With the right tool, we don't need write the similar code again and again, all can be done automaitcally.
- The implementation of
some_os_interface()would have to be separated into two functions and the one that modifies theerrnowould be moved to a new file under/libs/libc.- In
syscall/*and in include/sys/*, all references tosome_os_interface ()would have to be changed tosome_cancelable_os_interface().Signal Handlers
I have not done any detailed analysis, but the other place where there are many modifications to errno value is in implementations of the function
up_sigdeliver(). In that function, it preserves the olderrnovalue, calls the signal handler, then restores the olderrnovalue. This preserves theerrnovalue so that it is not lost due to signal handling logic.
We need consider another common case too: Many function inside OS also call libc function which isn't implemented by kernel but also modify errno. For example:
static int imxrt_rdtime(FAR struct rtc_lowerhalf_s *lower,
FAR struct rtc_time *rtctime)
{
time_t timer;
/* The resolution of time is only 1 second */
timer = up_rtc_time();
/* Convert the one second epoch time to a struct tm */
if (gmtime_r(&timer, (FAR struct tm *)rtctime) == 0)
{
int errcode = get_errno();
DEBUGASSERT(errcode > 0);
rtcerr("ERROR: gmtime_r failed: %d\n", errcode);
return -errcode;
}
return OK;
}
Those are VERY good ideas! Thank you. The is the perfect solution for PROTECTED and KERNEL builds.
FLAT would be a little additional work. We would have to generate proxies and stubs in the FLAT configuration too. There would be no software interrupt in that case, but a direct call from the proxy to the stub. So they would not be the same proxies; they would not call the the syscall_callXX function.
The messy marshalling and type conversion would add a little overhead. We would always have to insert the system call number even if it is not used, for example. Perhaps the special FLAT version of the stubs and proxies would omit the syscall number from the parameter list. Then the call to from the proxy to the stub could be well optimised.
Certainly worth some additional thought.
Yes, for FLAT build can pass a special flag to mksyscall, let PROXY_xxx call STUB_xxx directly without any syscall NR.
We can even have the same function name for both kernel and userspace(FLAT build need some clear method, but it's doable), then the wrong usage(e.g. call sem_post instead nxsem_post inside kernel) can be eliminated automatically.
I'm not sure if https://github.com/apache/incubator-nuttx/pull/6433 is contradicting to what is proposed here. Maybe we can discuss what is the best solution.

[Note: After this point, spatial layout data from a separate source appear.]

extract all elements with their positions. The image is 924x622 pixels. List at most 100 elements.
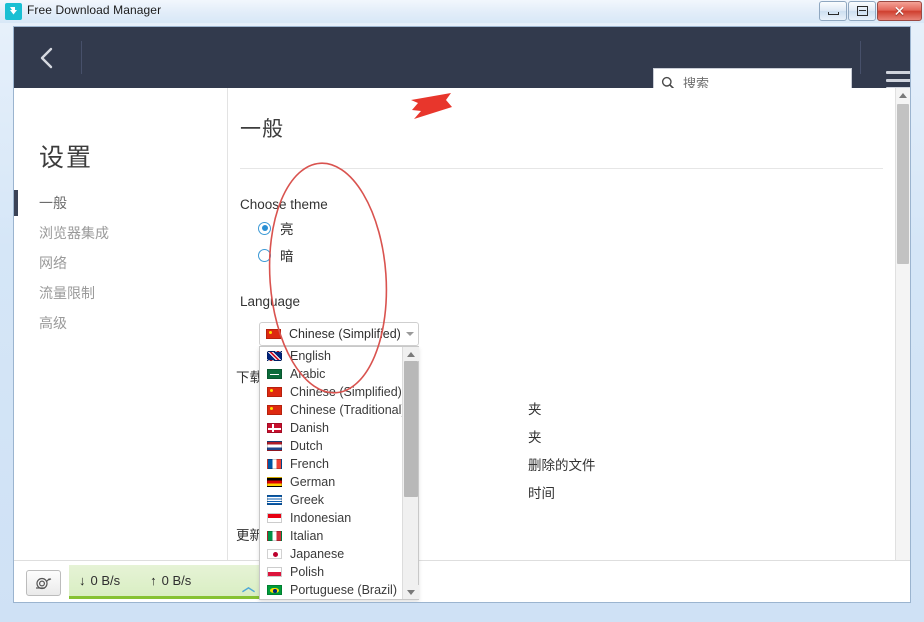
- flag-icon-netherlands: [267, 441, 282, 451]
- language-option[interactable]: Polish: [260, 563, 402, 581]
- language-select[interactable]: Chinese (Simplified): [259, 322, 419, 346]
- language-option[interactable]: Japanese: [260, 545, 402, 563]
- language-option-label: German: [290, 475, 335, 489]
- chevron-up-icon[interactable]: ︿: [242, 576, 255, 595]
- obscured-setting-row: 时间: [528, 482, 555, 502]
- dropdown-scrollbar[interactable]: [402, 347, 418, 599]
- sidebar-nav: 一般 浏览器集成 网络 流量限制 高级: [14, 188, 227, 338]
- back-button[interactable]: [28, 40, 66, 76]
- language-option-label: Arabic: [290, 367, 325, 381]
- flag-icon-italy: [267, 531, 282, 541]
- client-area: 设置 一般 浏览器集成 网络 流量限制: [13, 26, 911, 603]
- language-option[interactable]: Indonesian: [260, 509, 402, 527]
- settings-content: 设置 一般 浏览器集成 网络 流量限制: [14, 88, 910, 602]
- chevron-left-icon: [39, 46, 55, 70]
- language-option-label: French: [290, 457, 329, 471]
- upload-speed-value: 0 B/s: [162, 573, 192, 588]
- header-divider-right: [860, 41, 861, 74]
- obscured-setting-row: 夹: [528, 426, 542, 446]
- language-option[interactable]: Chinese (Traditional): [260, 401, 402, 419]
- language-option[interactable]: German: [260, 473, 402, 491]
- os-window-frame: Free Download Manager ✕: [0, 0, 924, 622]
- dropdown-scroll-down-button[interactable]: [403, 585, 419, 599]
- language-option[interactable]: Arabic: [260, 365, 402, 383]
- down-arrow-icon: ↓: [79, 573, 86, 588]
- theme-option-light[interactable]: 亮: [258, 218, 294, 238]
- dropdown-scrollbar-thumb[interactable]: [404, 361, 418, 497]
- speed-panel[interactable]: ↓ 0 B/s ↑ 0 B/s ︿: [69, 565, 269, 599]
- annotation-arrow-icon: [411, 93, 452, 119]
- dropdown-scroll-up-button[interactable]: [403, 347, 419, 361]
- language-label: Language: [240, 294, 300, 309]
- language-option[interactable]: Chinese (Simplified): [260, 383, 402, 401]
- language-option-label: Chinese (Simplified): [290, 385, 402, 399]
- scroll-up-button[interactable]: [896, 88, 910, 103]
- sidebar-item-advanced[interactable]: 高级: [14, 308, 227, 338]
- flag-icon-poland: [267, 567, 282, 577]
- language-option-label: Danish: [290, 421, 329, 435]
- upload-speed: ↑ 0 B/s: [150, 573, 191, 588]
- sidebar-item-network[interactable]: 网络: [14, 248, 227, 278]
- page-title: 设置: [39, 138, 93, 174]
- maximize-button[interactable]: [848, 1, 876, 21]
- language-select-value: Chinese (Simplified): [289, 327, 401, 341]
- download-speed-value: 0 B/s: [91, 573, 121, 588]
- title-bar: Free Download Manager ✕: [0, 0, 924, 23]
- application-window: Free Download Manager ✕: [0, 0, 924, 622]
- obscured-setting-row: 夹: [528, 398, 542, 418]
- language-option-label: Greek: [290, 493, 324, 507]
- radio-button-light[interactable]: [258, 222, 271, 235]
- language-option[interactable]: Portuguese (Brazil): [260, 581, 402, 599]
- window-title: Free Download Manager: [27, 3, 161, 17]
- language-option[interactable]: Dutch: [260, 437, 402, 455]
- general-settings-panel: 一般 Choose theme 亮 暗 Language 下载 更新: [228, 88, 895, 602]
- flag-icon-greece: [267, 495, 282, 505]
- main-scrollbar[interactable]: [895, 88, 910, 602]
- sidebar-item-traffic-limit[interactable]: 流量限制: [14, 278, 227, 308]
- language-option[interactable]: Danish: [260, 419, 402, 437]
- sidebar-item-label: 高级: [39, 315, 67, 331]
- minimize-icon: [828, 12, 839, 15]
- sidebar-item-browser-integration[interactable]: 浏览器集成: [14, 218, 227, 248]
- main-scrollbar-thumb[interactable]: [897, 104, 909, 264]
- language-option-label: Indonesian: [290, 511, 351, 525]
- sidebar-item-label: 浏览器集成: [39, 225, 109, 241]
- language-option[interactable]: French: [260, 455, 402, 473]
- close-button[interactable]: ✕: [877, 1, 922, 21]
- language-option-label: Portuguese (Brazil): [290, 583, 397, 597]
- language-option[interactable]: English: [260, 347, 402, 365]
- language-option[interactable]: Greek: [260, 491, 402, 509]
- chevron-down-icon: [406, 332, 414, 336]
- maximize-icon: [857, 6, 868, 16]
- theme-option-dark[interactable]: 暗: [258, 245, 294, 265]
- flag-icon-denmark: [267, 423, 282, 433]
- section-heading-general: 一般: [240, 113, 284, 143]
- language-option-label: Dutch: [290, 439, 323, 453]
- triangle-down-icon: [407, 590, 415, 595]
- flag-icon-indonesia: [267, 513, 282, 523]
- sidebar-item-label: 网络: [39, 255, 67, 271]
- download-speed: ↓ 0 B/s: [79, 573, 120, 588]
- flag-icon-japan: [267, 549, 282, 559]
- settings-sidebar: 设置 一般 浏览器集成 网络 流量限制: [14, 88, 228, 602]
- flag-icon-germany: [267, 477, 282, 487]
- snail-icon[interactable]: [26, 570, 61, 596]
- flag-icon-saudi: [267, 369, 282, 379]
- status-bar: ↓ 0 B/s ↑ 0 B/s ︿: [14, 560, 910, 602]
- language-option-label: Polish: [290, 565, 324, 579]
- sidebar-item-label: 流量限制: [39, 285, 95, 301]
- sidebar-item-general[interactable]: 一般: [14, 188, 227, 218]
- window-controls: ✕: [818, 1, 922, 22]
- radio-button-dark[interactable]: [258, 249, 271, 262]
- minimize-button[interactable]: [819, 1, 847, 21]
- language-option[interactable]: Italian: [260, 527, 402, 545]
- obscured-setting-row: 删除的文件: [528, 454, 596, 474]
- language-dropdown-list[interactable]: English Arabic Chinese (Simplified) Chinese…: [259, 346, 419, 600]
- up-arrow-icon: ↑: [150, 573, 157, 588]
- language-option-label: English: [290, 349, 331, 363]
- triangle-up-icon: [899, 93, 907, 98]
- flag-icon-uk: [267, 351, 282, 361]
- app-header-bar: [14, 27, 910, 88]
- language-options[interactable]: English Arabic Chinese (Simplified) Chinese…: [260, 347, 402, 599]
- theme-option-dark-label: 暗: [280, 245, 294, 265]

I expect that this proposal assumes that POSIX APIs are a system calls, however such approach introduce the implicit cancellation point support. For example the some of libc rely on sem_wait and that makes the users of sem_wait to become a cancellation points implicitly. That is not good. We need to have a system call layer that is agnostic to cancellation points and does not use errno. There are not much of such cases, so maybe having two variants of semaphore system call APIs may be a solution (like nxsem_wait and nxsem_wait_cancellable()) or making one more generic system call API in the middle like nxsem_wait_proxy(FAR sem_t *sem, int oflags); where oflags will be CANCELLABLE, BLOCK, etc., so nxsem_wait, nxsem_trywait, sem_wait and sem_trywait can be implemented calling a proxy. I'm not sure what is the best strategy.

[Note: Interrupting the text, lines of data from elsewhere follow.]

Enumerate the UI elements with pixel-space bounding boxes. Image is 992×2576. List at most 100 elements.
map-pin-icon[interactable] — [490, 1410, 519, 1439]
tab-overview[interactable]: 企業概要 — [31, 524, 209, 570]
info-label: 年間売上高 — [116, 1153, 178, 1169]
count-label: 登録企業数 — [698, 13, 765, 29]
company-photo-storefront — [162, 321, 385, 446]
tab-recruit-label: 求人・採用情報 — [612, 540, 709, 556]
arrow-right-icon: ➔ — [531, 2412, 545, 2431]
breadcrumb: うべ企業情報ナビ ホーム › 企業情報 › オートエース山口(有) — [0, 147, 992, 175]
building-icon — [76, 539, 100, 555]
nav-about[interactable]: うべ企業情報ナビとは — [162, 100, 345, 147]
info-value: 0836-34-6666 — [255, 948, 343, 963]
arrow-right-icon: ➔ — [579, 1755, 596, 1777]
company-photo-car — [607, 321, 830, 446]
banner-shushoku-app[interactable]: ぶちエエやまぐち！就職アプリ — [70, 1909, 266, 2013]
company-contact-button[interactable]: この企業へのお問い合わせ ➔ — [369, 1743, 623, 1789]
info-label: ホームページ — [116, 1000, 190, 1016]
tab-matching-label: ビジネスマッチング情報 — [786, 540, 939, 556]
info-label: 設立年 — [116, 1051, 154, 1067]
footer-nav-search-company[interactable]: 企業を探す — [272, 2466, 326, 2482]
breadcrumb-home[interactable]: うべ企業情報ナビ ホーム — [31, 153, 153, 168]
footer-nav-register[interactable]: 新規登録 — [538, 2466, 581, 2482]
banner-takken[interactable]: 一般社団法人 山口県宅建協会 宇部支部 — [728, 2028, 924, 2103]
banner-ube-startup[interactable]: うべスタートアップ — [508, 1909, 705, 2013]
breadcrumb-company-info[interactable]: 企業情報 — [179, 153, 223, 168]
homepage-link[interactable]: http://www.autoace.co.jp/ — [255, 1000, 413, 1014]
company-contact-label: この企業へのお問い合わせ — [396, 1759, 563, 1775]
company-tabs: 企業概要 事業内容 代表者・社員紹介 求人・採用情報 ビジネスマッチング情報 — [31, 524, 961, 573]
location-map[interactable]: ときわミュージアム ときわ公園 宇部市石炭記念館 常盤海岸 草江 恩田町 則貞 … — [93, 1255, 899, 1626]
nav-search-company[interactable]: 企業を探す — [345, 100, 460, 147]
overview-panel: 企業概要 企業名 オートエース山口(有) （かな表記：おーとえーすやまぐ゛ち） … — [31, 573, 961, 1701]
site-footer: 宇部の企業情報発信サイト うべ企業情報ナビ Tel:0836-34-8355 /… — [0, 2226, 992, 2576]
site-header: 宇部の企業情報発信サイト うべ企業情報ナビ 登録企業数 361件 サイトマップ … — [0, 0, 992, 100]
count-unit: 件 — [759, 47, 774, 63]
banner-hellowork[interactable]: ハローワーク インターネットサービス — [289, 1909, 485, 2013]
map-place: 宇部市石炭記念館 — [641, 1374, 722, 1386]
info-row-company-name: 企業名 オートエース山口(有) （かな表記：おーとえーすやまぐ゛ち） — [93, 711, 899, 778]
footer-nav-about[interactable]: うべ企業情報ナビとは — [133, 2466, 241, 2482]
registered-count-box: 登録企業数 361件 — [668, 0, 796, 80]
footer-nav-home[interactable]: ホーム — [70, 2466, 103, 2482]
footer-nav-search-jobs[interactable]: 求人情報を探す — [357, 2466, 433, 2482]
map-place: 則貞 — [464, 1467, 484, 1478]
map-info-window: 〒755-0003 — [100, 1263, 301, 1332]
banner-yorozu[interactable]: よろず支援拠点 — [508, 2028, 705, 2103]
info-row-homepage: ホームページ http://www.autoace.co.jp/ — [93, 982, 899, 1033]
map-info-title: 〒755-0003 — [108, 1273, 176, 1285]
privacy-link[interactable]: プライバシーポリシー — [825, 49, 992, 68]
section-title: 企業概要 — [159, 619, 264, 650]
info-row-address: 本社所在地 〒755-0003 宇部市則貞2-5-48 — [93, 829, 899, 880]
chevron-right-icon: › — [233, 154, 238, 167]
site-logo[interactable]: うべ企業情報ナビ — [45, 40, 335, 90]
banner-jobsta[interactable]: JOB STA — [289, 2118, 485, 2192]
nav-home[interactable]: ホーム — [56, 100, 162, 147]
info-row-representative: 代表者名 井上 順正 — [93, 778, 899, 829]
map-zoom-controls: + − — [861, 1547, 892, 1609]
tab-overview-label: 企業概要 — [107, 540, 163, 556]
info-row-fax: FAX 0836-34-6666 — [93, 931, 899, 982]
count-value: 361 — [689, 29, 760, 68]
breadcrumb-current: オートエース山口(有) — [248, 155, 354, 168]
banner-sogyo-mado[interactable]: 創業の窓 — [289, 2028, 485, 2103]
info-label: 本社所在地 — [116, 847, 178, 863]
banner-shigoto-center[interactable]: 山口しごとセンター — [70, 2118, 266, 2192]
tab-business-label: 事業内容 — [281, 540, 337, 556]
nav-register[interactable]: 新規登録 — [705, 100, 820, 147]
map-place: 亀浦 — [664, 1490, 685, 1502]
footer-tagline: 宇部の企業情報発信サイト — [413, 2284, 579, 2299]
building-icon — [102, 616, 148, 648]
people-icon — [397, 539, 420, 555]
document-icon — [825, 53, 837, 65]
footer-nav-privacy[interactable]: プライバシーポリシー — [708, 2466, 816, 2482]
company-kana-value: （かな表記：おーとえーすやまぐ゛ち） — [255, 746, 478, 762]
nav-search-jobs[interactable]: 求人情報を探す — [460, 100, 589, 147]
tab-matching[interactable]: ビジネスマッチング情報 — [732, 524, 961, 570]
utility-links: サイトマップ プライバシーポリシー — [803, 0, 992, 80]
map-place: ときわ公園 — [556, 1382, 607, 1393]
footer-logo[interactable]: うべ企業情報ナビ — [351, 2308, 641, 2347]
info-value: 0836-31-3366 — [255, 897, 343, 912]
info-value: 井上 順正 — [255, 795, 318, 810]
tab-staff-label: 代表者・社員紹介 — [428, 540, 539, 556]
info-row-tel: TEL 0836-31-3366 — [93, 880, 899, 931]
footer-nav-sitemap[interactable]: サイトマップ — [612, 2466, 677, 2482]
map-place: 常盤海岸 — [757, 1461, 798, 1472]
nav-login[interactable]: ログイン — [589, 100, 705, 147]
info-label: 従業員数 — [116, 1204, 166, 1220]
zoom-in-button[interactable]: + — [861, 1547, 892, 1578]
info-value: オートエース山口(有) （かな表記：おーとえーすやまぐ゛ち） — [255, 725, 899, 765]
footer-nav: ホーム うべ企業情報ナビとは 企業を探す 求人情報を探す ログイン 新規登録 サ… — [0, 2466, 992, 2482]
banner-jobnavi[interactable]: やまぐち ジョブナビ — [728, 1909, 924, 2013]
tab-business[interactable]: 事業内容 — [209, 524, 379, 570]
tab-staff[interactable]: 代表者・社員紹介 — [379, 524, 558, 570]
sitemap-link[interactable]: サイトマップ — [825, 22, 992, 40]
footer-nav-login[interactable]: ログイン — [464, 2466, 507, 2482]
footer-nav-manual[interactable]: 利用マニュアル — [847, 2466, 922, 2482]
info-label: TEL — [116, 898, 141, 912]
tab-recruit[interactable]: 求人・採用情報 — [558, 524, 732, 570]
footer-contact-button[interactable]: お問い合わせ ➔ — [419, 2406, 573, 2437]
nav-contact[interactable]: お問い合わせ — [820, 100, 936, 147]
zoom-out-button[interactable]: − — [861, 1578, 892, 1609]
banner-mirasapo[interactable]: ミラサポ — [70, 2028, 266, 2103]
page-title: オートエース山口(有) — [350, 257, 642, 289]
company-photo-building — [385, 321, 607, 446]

For the most of the cases when API is not a cancellation point it is easy to make NX API as a system call and create a libc wrapper that will handle errno correctly. The real problem is cancellation point APIs (the APIs that pend). The cancellation point enter/leave should be executed n kernel mode, so I do not see any other option that creating a two variants of the same API that differ only with cancellation point management and expose both as system calls.
Again that contradicts assumption that only POSIX APIs are a system calls. Anyway we already have many NX APIs as system calls, so I think we can make whatever is convenient to be used.